After two decades in which the fortunes of Lower Lonsdale had declined, the 1970s witnessed the first stirrings of a revitalization that is today being realized. New residential development, most of it in the form of high rise condominiums and townhouses, is bringing with it a massive infusion of economic activity and people, many of them eager to move to North Vancouver because of the recreational activities just minutes from their doorsteps. Hikers, mountain bike enthusiasts, skiers and snow boarders have flocked to the community. Traditional activities such as mountaineering, snow shoeing, hiking, and skiing have been popular in the alpine areas of North Vancouver for decades. In recent years, they have been joined by snow boarding and mountain biking. In fact, some of the world's most challenging mountain bike trails are located in North Vancouver, which is widely recognized as the birthplace of "freeriding".

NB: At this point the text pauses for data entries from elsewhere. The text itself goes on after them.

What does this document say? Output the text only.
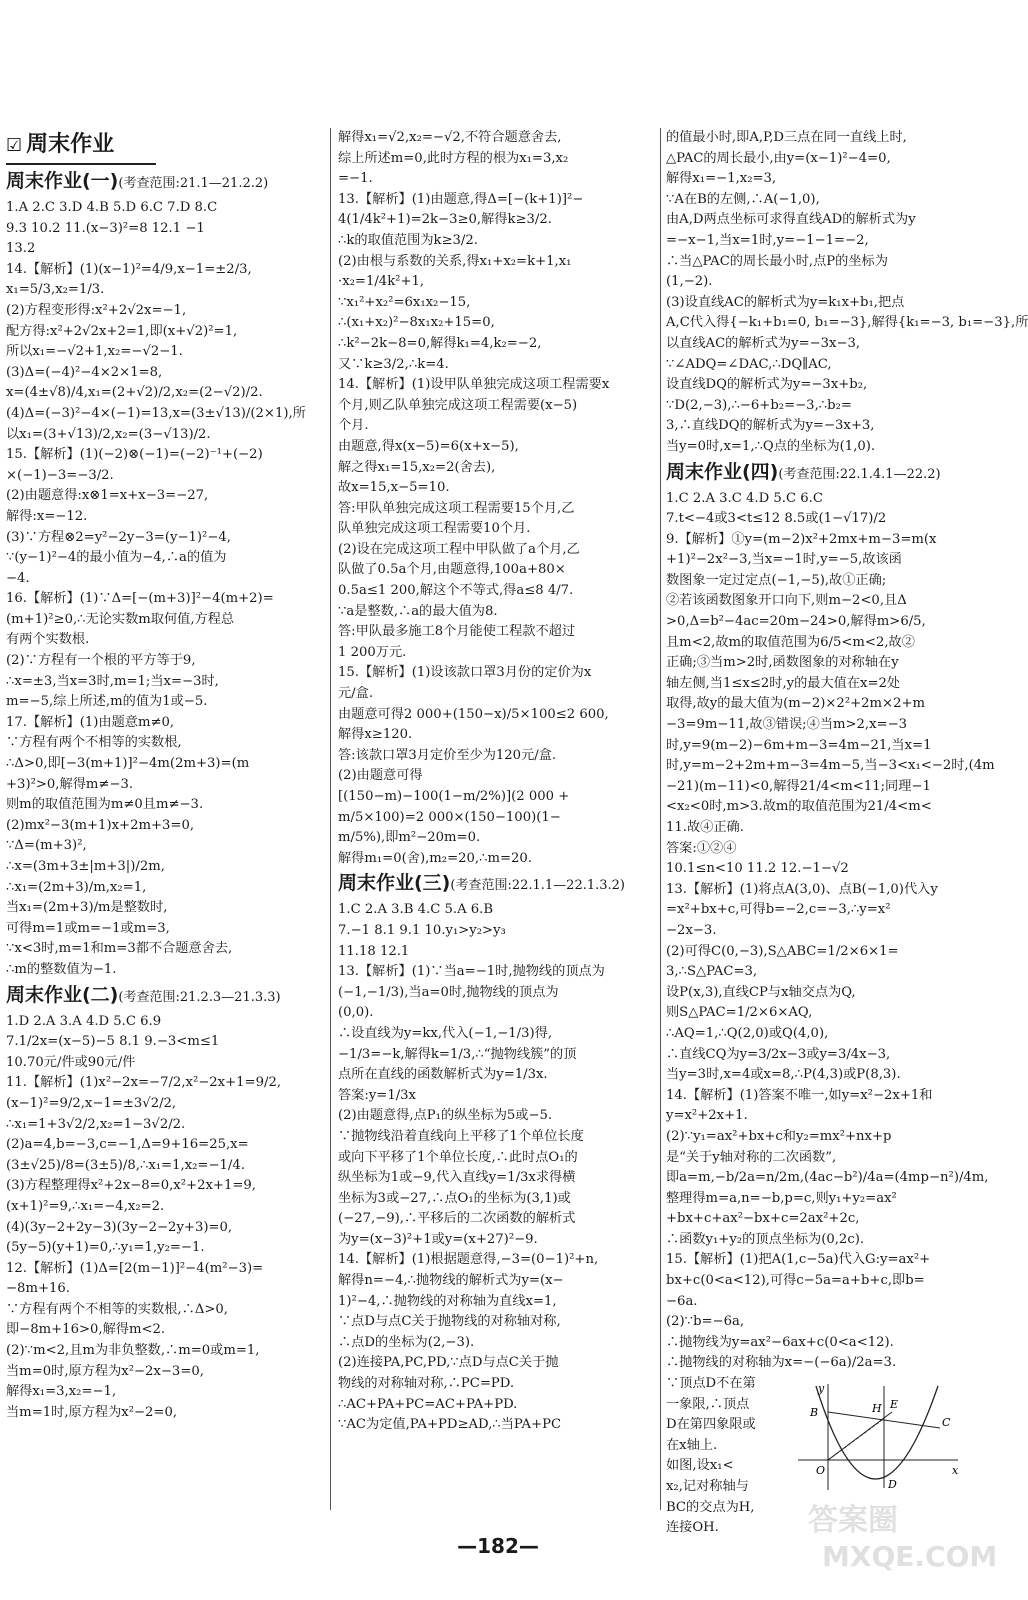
☑ 周末作业
周末作业(一)(考查范围:21.1—21.2.2)
1.A 2.C 3.D 4.B 5.D 6.C 7.D 8.C
9.3 10.2 11.(x−3)²=8 12.1 −1
13.2
14.【解析】(1)(x−1)²=4/9,x−1=±2/3,
x₁=5/3,x₂=1/3.
(2)方程变形得:x²+2√2x=−1,
配方得:x²+2√2x+2=1,即(x+√2)²=1,
所以x₁=−√2+1,x₂=−√2−1.
(3)Δ=(−4)²−4×2×1=8,
x=(4±√8)/4,x₁=(2+√2)/2,x₂=(2−√2)/2.
(4)Δ=(−3)²−4×(−1)=13,x=(3±√13)/(2×1),所
以x₁=(3+√13)/2,x₂=(3−√13)/2.
15.【解析】(1)(−2)⊗(−1)=(−2)⁻¹+(−2)
×(−1)−3=−3/2.
(2)由题意得:x⊗1=x+x−3=−27,
解得:x=−12.
(3)∵方程⊗2=y²−2y−3=(y−1)²−4,
∵(y−1)²−4的最小值为−4,∴a的值为
−4.
16.【解析】(1)∵Δ=[−(m+3)]²−4(m+2)=
(m+1)²≥0,∴无论实数m取何值,方程总
有两个实数根.
(2)∵方程有一个根的平方等于9,
∴x=±3,当x=3时,m=1;当x=−3时,
m=−5,综上所述,m的值为1或−5.
17.【解析】(1)由题意m≠0,
∵方程有两个不相等的实数根,
∴Δ>0,即[−3(m+1)]²−4m(2m+3)=(m
+3)²>0,解得m≠−3.
则m的取值范围为m≠0且m≠−3.
(2)mx²−3(m+1)x+2m+3=0,
∵Δ=(m+3)²,
∴x=(3m+3±|m+3|)/2m,
∴x₁=(2m+3)/m,x₂=1,
当x₁=(2m+3)/m是整数时,
可得m=1或m=−1或m=3,
∵x<3时,m=1和m=3都不合题意舍去,
∴m的整数值为−1.
周末作业(二)(考查范围:21.2.3—21.3.3)
1.D 2.A 3.A 4.D 5.C 6.9
7.1/2x=(x−5)−5 8.1 9.−3<m≤1
10.70元/件或90元/件
11.【解析】(1)x²−2x=−7/2,x²−2x+1=9/2,
(x−1)²=9/2,x−1=±3√2/2,
∴x₁=1+3√2/2,x₂=1−3√2/2.
(2)a=4,b=−3,c=−1,Δ=9+16=25,x=
(3±√25)/8=(3±5)/8,∴x₁=1,x₂=−1/4.
(3)方程整理得x²+2x−8=0,x²+2x+1=9,
(x+1)²=9,∴x₁=−4,x₂=2.
(4)(3y−2+2y−3)(3y−2−2y+3)=0,
(5y−5)(y+1)=0,∴y₁=1,y₂=−1.
12.【解析】(1)Δ=[2(m−1)]²−4(m²−3)=
−8m+16.
∵方程有两个不相等的实数根,∴Δ>0,
即−8m+16>0,解得m<2.
(2)∵m<2,且m为非负整数,∴m=0或m=1,
当m=0时,原方程为x²−2x−3=0,
解得x₁=3,x₂=−1,
当m=1时,原方程为x²−2=0,
解得x₁=√2,x₂=−√2,不符合题意舍去,
综上所述m=0,此时方程的根为x₁=3,x₂
=−1.
13.【解析】(1)由题意,得Δ=[−(k+1)]²−
4(1/4k²+1)=2k−3≥0,解得k≥3/2.
∴k的取值范围为k≥3/2.
(2)由根与系数的关系,得x₁+x₂=k+1,x₁
·x₂=1/4k²+1,
∵x₁²+x₂²=6x₁x₂−15,
∴(x₁+x₂)²−8x₁x₂+15=0,
∴k²−2k−8=0,解得k₁=4,k₂=−2,
又∵k≥3/2,∴k=4.
14.【解析】(1)设甲队单独完成这项工程需要x
个月,则乙队单独完成这项工程需要(x−5)
个月.
由题意,得x(x−5)=6(x+x−5),
解之得x₁=15,x₂=2(舍去),
故x=15,x−5=10.
答:甲队单独完成这项工程需要15个月,乙
队单独完成这项工程需要10个月.
(2)设在完成这项工程中甲队做了a个月,乙
队做了0.5a个月,由题意得,100a+80×
0.5a≤1 200,解这个不等式,得a≤8 4/7.
∵a是整数,∴a的最大值为8.
答:甲队最多施工8个月能使工程款不超过
1 200万元.
15.【解析】(1)设该款口罩3月份的定价为x
元/盒.
由题意可得2 000+(150−x)/5×100≤2 600,
解得x≥120.
答:该款口罩3月定价至少为120元/盒.
(2)由题意可得
[(150−m)−100(1−m/2%)](2 000 +
m/5×100)=2 000×(150−100)(1−
m/5%),即m²−20m=0.
解得m₁=0(舍),m₂=20,∴m=20.
周末作业(三)(考查范围:22.1.1—22.1.3.2)
1.C 2.A 3.B 4.C 5.A 6.B
7.−1 8.1 9.1 10.y₁>y₂>y₃
11.18 12.1
13.【解析】(1)∵当a=−1时,抛物线的顶点为
(−1,−1/3),当a=0时,抛物线的顶点为
(0,0).
∴设直线为y=kx,代入(−1,−1/3)得,
−1/3=−k,解得k=1/3,∴“抛物线簇”的顶
点所在直线的函数解析式为y=1/3x.
答案:y=1/3x
(2)由题意得,点P₁的纵坐标为5或−5.
∵抛物线沿着直线向上平移了1个单位长度
或向下平移了1个单位长度,∴此时点O₁的
纵坐标为1或−9,代入直线y=1/3x求得横
坐标为3或−27,∴点O₁的坐标为(3,1)或
(−27,−9),∴平移后的二次函数的解析式
为y=(x−3)²+1或y=(x+27)²−9.
14.【解析】(1)根据题意得,−3=(0−1)²+n,
解得n=−4,∴抛物线的解析式为y=(x−
1)²−4,∴抛物线的对称轴为直线x=1,
∵点D与点C关于抛物线的对称轴对称,
∴点D的坐标为(2,−3).
(2)连接PA,PC,PD,∵点D与点C关于抛
物线的对称轴对称,∴PC=PD.
∴AC+PA+PC=AC+PA+PD.
∵AC为定值,PA+PD≥AD,∴当PA+PC
的值最小时,即A,P,D三点在同一直线上时,
△PAC的周长最小,由y=(x−1)²−4=0,
解得x₁=−1,x₂=3,
∵A在B的左侧,∴A(−1,0),
由A,D两点坐标可求得直线AD的解析式为y
=−x−1,当x=1时,y=−1−1=−2,
∴当△PAC的周长最小时,点P的坐标为
(1,−2).
(3)设直线AC的解析式为y=k₁x+b₁,把点
A,C代入得{−k₁+b₁=0, b₁=−3},解得{k₁=−3, b₁=−3},所
以直线AC的解析式为y=−3x−3,
∵∠ADQ=∠DAC,∴DQ∥AC,
设直线DQ的解析式为y=−3x+b₂,
∵D(2,−3),∴−6+b₂=−3,∴b₂=
3,∴直线DQ的解析式为y=−3x+3,
当y=0时,x=1,∴Q点的坐标为(1,0).
周末作业(四)(考查范围:22.1.4.1—22.2)
1.C 2.A 3.C 4.D 5.C 6.C
7.t<−4或3<t≤12 8.5或(1−√17)/2
9.【解析】①y=(m−2)x²+2mx+m−3=m(x
+1)²−2x²−3,当x=−1时,y=−5,故该函
数图象一定过定点(−1,−5),故①正确;
②若该函数图象开口向下,则m−2<0,且Δ
>0,Δ=b²−4ac=20m−24>0,解得m>6/5,
且m<2,故m的取值范围为6/5<m<2,故②
正确;③当m>2时,函数图象的对称轴在y
轴左侧,当1≤x≤2时,y的最大值在x=2处
取得,故y的最大值为(m−2)×2²+2m×2+m
−3=9m−11,故③错误;④当m>2,x=−3
时,y=9(m−2)−6m+m−3=4m−21,当x=1
时,y=m−2+2m+m−3=4m−5,当−3<x₁<−2时,(4m
−21)(m−11)<0,解得21/4<m<11;同理−1
<x₂<0时,m>3.故m的取值范围为21/4<m<
11.故④正确.
答案:①②④
10.1≤n<10 11.2 12.−1−√2
13.【解析】(1)将点A(3,0)、点B(−1,0)代入y
=x²+bx+c,可得b=−2,c=−3,∴y=x²
−2x−3.
(2)可得C(0,−3),S△ABC=1/2×6×1=
3,∴S△PAC=3,
设P(x,3),直线CP与x轴交点为Q,
则S△PAC=1/2×6×AQ,
∴AQ=1,∴Q(2,0)或Q(4,0),
∴直线CQ为y=3/2x−3或y=3/4x−3,
当y=3时,x=4或x=8,∴P(4,3)或P(8,3).
14.【解析】(1)答案不唯一,如y=x²−2x+1和
y=x²+2x+1.
(2)∵y₁=ax²+bx+c和y₂=mx²+nx+p
是“关于y轴对称的二次函数”,
即a=m,−b/2a=n/2m,(4ac−b²)/4a=(4mp−n²)/4m,
整理得m=a,n=−b,p=c,则y₁+y₂=ax²
+bx+c+ax²−bx+c=2ax²+2c,
∴函数y₁+y₂的顶点坐标为(0,2c).
15.【解析】(1)把A(1,c−5a)代入G:y=ax²+
bx+c(0<a<12),可得c−5a=a+b+c,即b=
−6a.
(2)∵b=−6a,
∴抛物线为y=ax²−6ax+c(0<a<12).
∴抛物线的对称轴为x=−(−6a)/2a=3.
∵顶点D不在第
一象限,∴顶点
D在第四象限或
在x轴上.
如图,设x₁<
x₂,记对称轴与
BC的交点为H,
连接OH.
y
x
O
B	H E
C
D
—182—
答案圈
MXQE.COM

The 1970s also witnessed the opening of North Vancouver's largest educational institution Capilano College (now Capilano University). Founded in 1968, its scenic 13 hectare campus in the Lynmour area of North Vancouver opened in 1973. Over the years, it has grown steadily and has become known for signature programs in tourism management, jazz studies, and business administration among others. In 2008, it was re-designated a university.
During the 1970s and 80s, the ethnic composition of North Vancouver also began to change substantially. A large influx of new residents from Asia and, in particular, from Iran, has added to the community's diversity. Many new residents found employment in enterprises more in tune with present economic realities than were the old industrial operations of the past. For instance, many North Vancouver companies are in the business of creating and marketing digital content and high technology. The local television and film industry employs 5,000 North Shore residents and has made North Vancouver a hub for Hollywood North. Numerous film and television productions have been shot at North Shore Studios and Mammoth Studios on a site adjacent to Park & Tilford Mall (originally developed in the late 1980s by Lions Gate Studios).
North Vancouver has changed dramatically over the past century and a half. The mountain backdrop remains the same and the old town sites of Lynn Valley, Deep Cove, Lower Lonsdale, and the First Nations communities on the water remind us of the past. But in most ways, North Vancouver is now a very different place than it used to be. Until the 1970s and 80s, North Vancouver was a mostly working-class community with employment opportunities that centered on logging, at first, and later on shipbuilding and related maritime industries. The residents tended to stay put, the pace of change was slow, and most people had deep roots in the community. In recent years, the workforce has changed and many North Vancouverites participate in the "knowledge economy". Residents, by and large, are also older, better educated, wealthier, more itinerant, and much more diverse than in earlier years. Yet, old-timers and newcomers alike probably agree that North Vancouver today - home to about 140,000 people - is one of Canadaﾒs most vibrant and livable communities.